Browning was a "self-proclaimed climatologist" who predicted a major earthquake on Dec. 2 or 3, 1990, on the New Madrid fault would basically turn the entire region to soup. I was an undergraduate student at Arkansas State University in Jonesboro then, and had more than a few times felt tremors (it was especially chilling if you happened to be standing on the second-floor lobby balcony of the Fine Arts building), but it was never a big concern for me.

Still, in one of my political science classes, my professor joked as the date neared that, if the world didn't end but we didn't show up to class, it would be an unexcused absence.

That major quake never happened, and I'm pretty sure most of us turned up for class.

• The Democrats haven't taken away everyone's guns.

Every time a Democrat is elected to the White House, urgent calls go out that everyone's gun rights are in danger and the administration will be around to confiscate your guns any day now. That would be a neat trick, considering that there are more guns than people in the U.S., owned by less than a third of Americans.

Has it happened? Nope. But gun manufacturers (and the NRA, from the mid-1970s until recently) have been laughing all the way to the bank every time, as it means they sell more guns and ammunition because people want to stockpile munitions in case they--what?--have to defend themselves against a government that has tanks, rockets and other far more deadly and sophisticated weaponry.

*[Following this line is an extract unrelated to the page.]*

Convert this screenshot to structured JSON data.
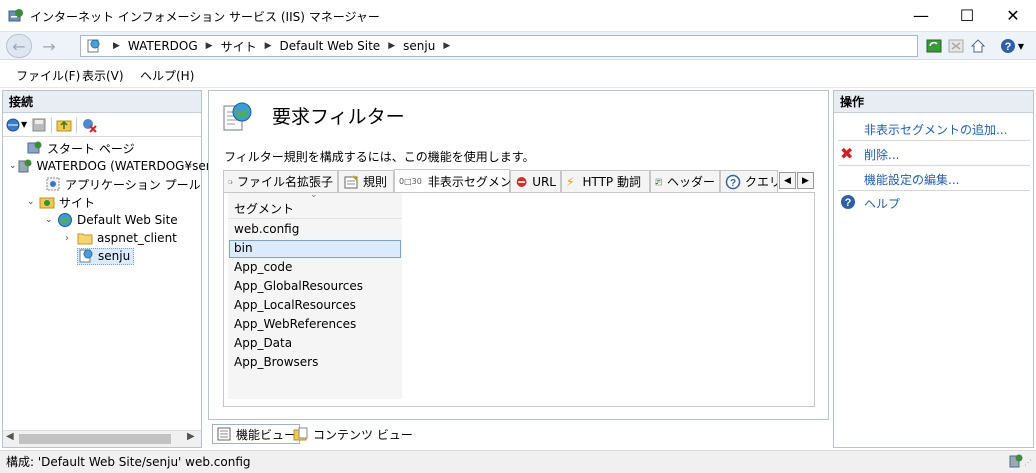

Meanwhile, polls through the years have shown that Americans on the whole are in favor of common-sense gun regulation, such as universal background checks and red-flag laws, while a small percentage of people still claim that there can be no infringement of Second Amendment rights (those people might want to consult the writings of Justice Antonin Scalia in that regard).

Things like this don't take guns away from lawful owners, and never mind that doing away with the Second Amendment would take a new amendment proposed by two-thirds of the House and Senate, or by a constitutional convention called for by two-thirds of the state legislatures, then ratified by three-quarters of the states.

But sure, the warnings issued by people who profit by selling you guns and ammunition are far more believable.

Aha, I hear some of you say, so there's no need to worry about predictions of doom. In most cases, sure. However ...

Authorities in D.C. were on heightened alert because of what happened in January, and because of intel of a potential new threat due to QAnon. After five people died at the Capitol, caution was justified, just as it was after 9/11 when security was heightened around the country. And now QAnon has switched to March 20. For those of you who keep posting photos of fences and added security around the Capitol to make fun of members of Congress needing protection, it's things like the events of Jan. 6 that made that necessary. Think Newton's Law.

Basing actions on what intelligence services, history, legal scholars and the like advise isn't foolish. Believing doomsday prophets and profiteers is.